Acetyl hexapeptide-3 is an anti-aging skincare product that claims to reduce lines and wrinkles. It's meant to be another option for those who want younger-looking skin, but do not want to go through Botox™ injections, face-lifts, or other more invasive procedures. In addition, Acetyl hexapeptide-3 is much less expensive than those more widely used techniques.
Developed by a Spanish company called Lipotec, Acetyl hexapeptide-3 also goes by the trade name Argireline®. It is a topical solution containing a chain of amino acids called peptides. These peptides apparently restrict the neurotransmitters that control contraction of facial muscles. Unlike Botox, which paralyzes these muscles, it simply controls the severity of contractions. Skin movement is simply smoothed and relaxed rather than inhibited. It is believed that overuse of muscles is one of the leading causes of facial wrinkling.
Some researchers have determined that use of acetyl hexapeptide-3, as well as Botox™, may result in skin sag. Since both control or inhibit the use of muscles, these muscles may weaken or atrophy. When this happens, they likely will cease to support the surrounding skin, and sag may indeed result.

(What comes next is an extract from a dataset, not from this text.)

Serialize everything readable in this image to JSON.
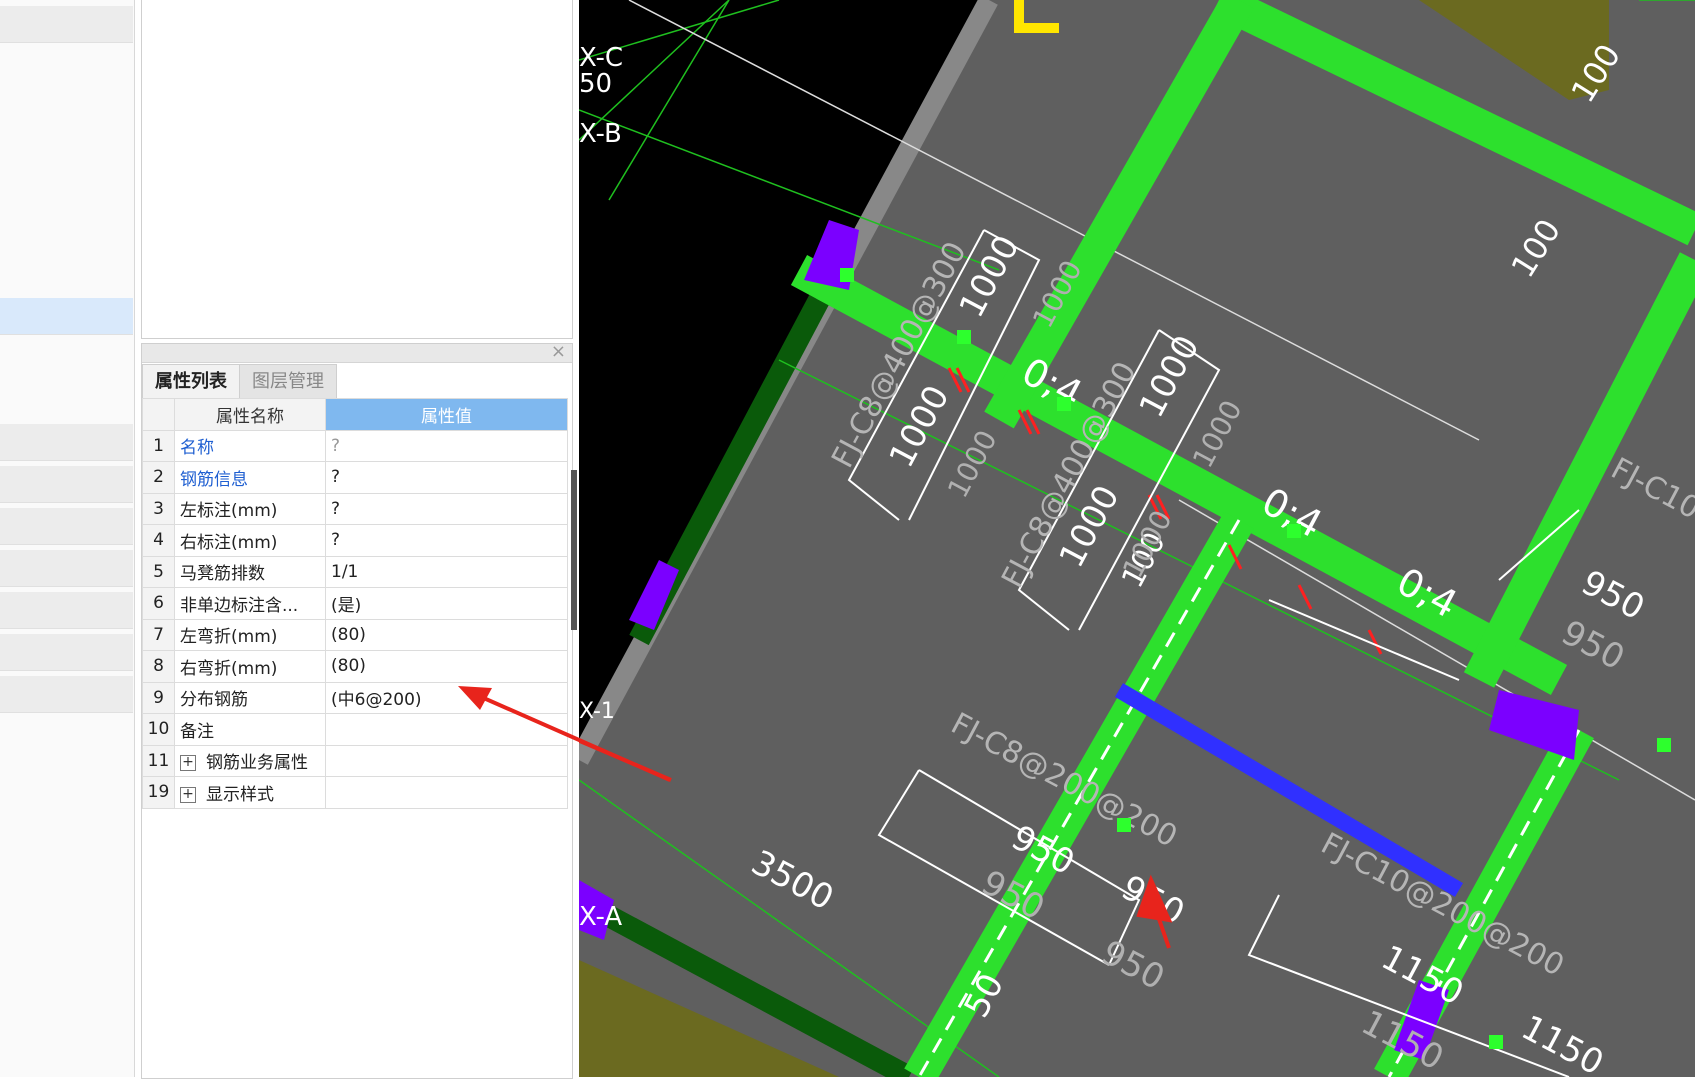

Due to its ease of use, this substance is generally becoming more and more popular. Rather than subjecting themselves to frequent visits to a doctor’s office, users can apply it on their own in the privacy of their own home. It typically does not require a doctor’s prescription and can be purchased online or in beauty supply stores. The product is offered under a variety of name brands, with each cream offering its own unique blends. Most experts agree that a concentration of 10% acetyl hexapeptide-3 is necessary to achieve the best results—others argue that in order to achieve optimum results, a concentration of at least 25% may be necessary the solution should be used in conjunction with antioxidants and skin enhancers.
Clinical studies of Acetyl hexapeptide-3 and its effects on wrinkles are generally limited, but according to a study done by International Journal of Cosmetic Science, it apparently does work. The study used a topical cream with a 10%-concentration, which researchers claimed reduced wrinkles by 30% after a month of use. Regarding side effects and long-term use of this substance, those in the study reported no adverse effects. Since no other clinical studies are known to exist, it is difficult to determine the validity of these test results.